Cette tache originelle, dans l’esprit de ses opposants, est encore réhaussée par la composition du conseil d’administration, qui décide du financement. Le budget du nouvel organisme s’élevait, en 2010, en effet à 7,2 millions d’euro. L’Etat en apportant trois. Le reste provient de trois associations d’anciens combattants : la Fédération nationale André Maginot, les “Gueules cassées” et Le Souvenir français. Certains dirigeants de ces associations ont signé le manifeste des généraux, au début des années 2000. Il minimise et justifie l’utilisation de la torture par l’armée pendant le conflit. D’où le scepticisme des historiens spécialisés les plus reconnus, comme Benjamin Stora, Jean-Pierre Rioux ou Jean-Charles Jauffret. Ils ont refusé d’entrer au conseil scientifique, jugeant que le travail de la fondation risquait d’être orienté et de favoriser une vision de l’Algérie et de la guerre conforme à celle de l’armée et des nostalgiques de la période coloniale. Ils ont dénoncé une opération électoraliste, destinée à flatter un lobby encore actif et s’inquiètant des conditions dans lesquelles des archives privées pourraient être collectées.
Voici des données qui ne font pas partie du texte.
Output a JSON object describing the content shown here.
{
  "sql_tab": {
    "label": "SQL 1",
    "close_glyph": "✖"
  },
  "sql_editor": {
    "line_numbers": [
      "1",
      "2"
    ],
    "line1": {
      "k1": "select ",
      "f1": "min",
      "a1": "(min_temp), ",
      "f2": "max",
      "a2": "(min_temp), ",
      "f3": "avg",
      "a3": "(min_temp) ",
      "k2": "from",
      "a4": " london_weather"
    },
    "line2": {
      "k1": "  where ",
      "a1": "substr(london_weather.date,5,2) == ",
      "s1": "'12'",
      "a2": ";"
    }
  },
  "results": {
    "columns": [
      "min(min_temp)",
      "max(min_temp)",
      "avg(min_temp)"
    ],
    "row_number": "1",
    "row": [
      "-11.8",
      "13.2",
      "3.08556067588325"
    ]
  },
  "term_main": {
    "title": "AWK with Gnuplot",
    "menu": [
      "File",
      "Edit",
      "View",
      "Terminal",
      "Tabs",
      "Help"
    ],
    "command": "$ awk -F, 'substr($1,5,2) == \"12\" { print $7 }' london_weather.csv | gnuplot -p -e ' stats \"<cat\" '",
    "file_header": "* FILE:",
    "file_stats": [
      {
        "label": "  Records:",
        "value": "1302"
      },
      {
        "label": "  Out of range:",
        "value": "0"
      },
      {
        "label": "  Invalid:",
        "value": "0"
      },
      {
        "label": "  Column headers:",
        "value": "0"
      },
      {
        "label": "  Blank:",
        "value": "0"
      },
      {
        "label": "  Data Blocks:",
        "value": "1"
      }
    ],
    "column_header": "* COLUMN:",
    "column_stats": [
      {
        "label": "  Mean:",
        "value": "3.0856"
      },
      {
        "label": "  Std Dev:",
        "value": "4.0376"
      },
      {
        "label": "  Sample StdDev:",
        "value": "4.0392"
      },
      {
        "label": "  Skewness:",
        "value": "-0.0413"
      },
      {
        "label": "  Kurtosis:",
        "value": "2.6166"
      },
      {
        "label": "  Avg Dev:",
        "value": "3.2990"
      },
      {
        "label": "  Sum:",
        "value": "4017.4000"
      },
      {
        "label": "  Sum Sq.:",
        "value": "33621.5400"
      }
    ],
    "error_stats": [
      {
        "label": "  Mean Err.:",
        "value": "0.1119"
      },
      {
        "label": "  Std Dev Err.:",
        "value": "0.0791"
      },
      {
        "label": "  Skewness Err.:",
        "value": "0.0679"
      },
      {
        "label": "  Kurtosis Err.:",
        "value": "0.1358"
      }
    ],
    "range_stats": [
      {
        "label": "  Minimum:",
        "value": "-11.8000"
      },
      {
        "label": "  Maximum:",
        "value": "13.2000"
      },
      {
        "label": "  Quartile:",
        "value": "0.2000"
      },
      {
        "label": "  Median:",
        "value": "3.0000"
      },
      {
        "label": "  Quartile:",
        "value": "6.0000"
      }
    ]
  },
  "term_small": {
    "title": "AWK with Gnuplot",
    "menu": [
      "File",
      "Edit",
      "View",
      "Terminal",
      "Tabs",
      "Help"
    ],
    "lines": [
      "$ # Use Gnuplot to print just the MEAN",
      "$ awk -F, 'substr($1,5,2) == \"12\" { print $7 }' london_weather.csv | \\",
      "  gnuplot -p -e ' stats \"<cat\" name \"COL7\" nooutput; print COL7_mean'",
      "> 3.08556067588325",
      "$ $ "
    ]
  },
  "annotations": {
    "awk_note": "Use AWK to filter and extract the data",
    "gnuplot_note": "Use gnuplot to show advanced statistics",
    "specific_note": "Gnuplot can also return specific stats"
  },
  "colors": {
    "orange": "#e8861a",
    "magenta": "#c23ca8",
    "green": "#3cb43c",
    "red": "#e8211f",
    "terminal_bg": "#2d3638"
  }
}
TOUTES LES MEMOIRES DOIVENT AVOIR

LEUR PLACE

AU CONSEIL D'ADMINISTRATION

*** Les associations représentant les harkis et rapatriés. 
*** L'ANPROMEVO représentant les victimes de l'OAS. 
*** Autre grande absente, la FNACA, la principale association d’anciens combattants d’Algérie, avec 350.000 adhérents. Elle dénonce une sélection par l’argent : les associations qui n’ont pas versé leur écot sont exclues du conseil d’administration.  Un ticket d’entrée est fixé à 500000 euros... Inaccessible pour la plupart des associations.

*** Manquent aussi à l’appel les Algériens. Pas le moindre représentant de l’Algérie à l’inauguration de la fondation. Un choix unilatéral curieux pour un organisme destiné à “soigner les plaies” encore vives de cette histoire, qui pèse encore sur les relations franco-algériennes.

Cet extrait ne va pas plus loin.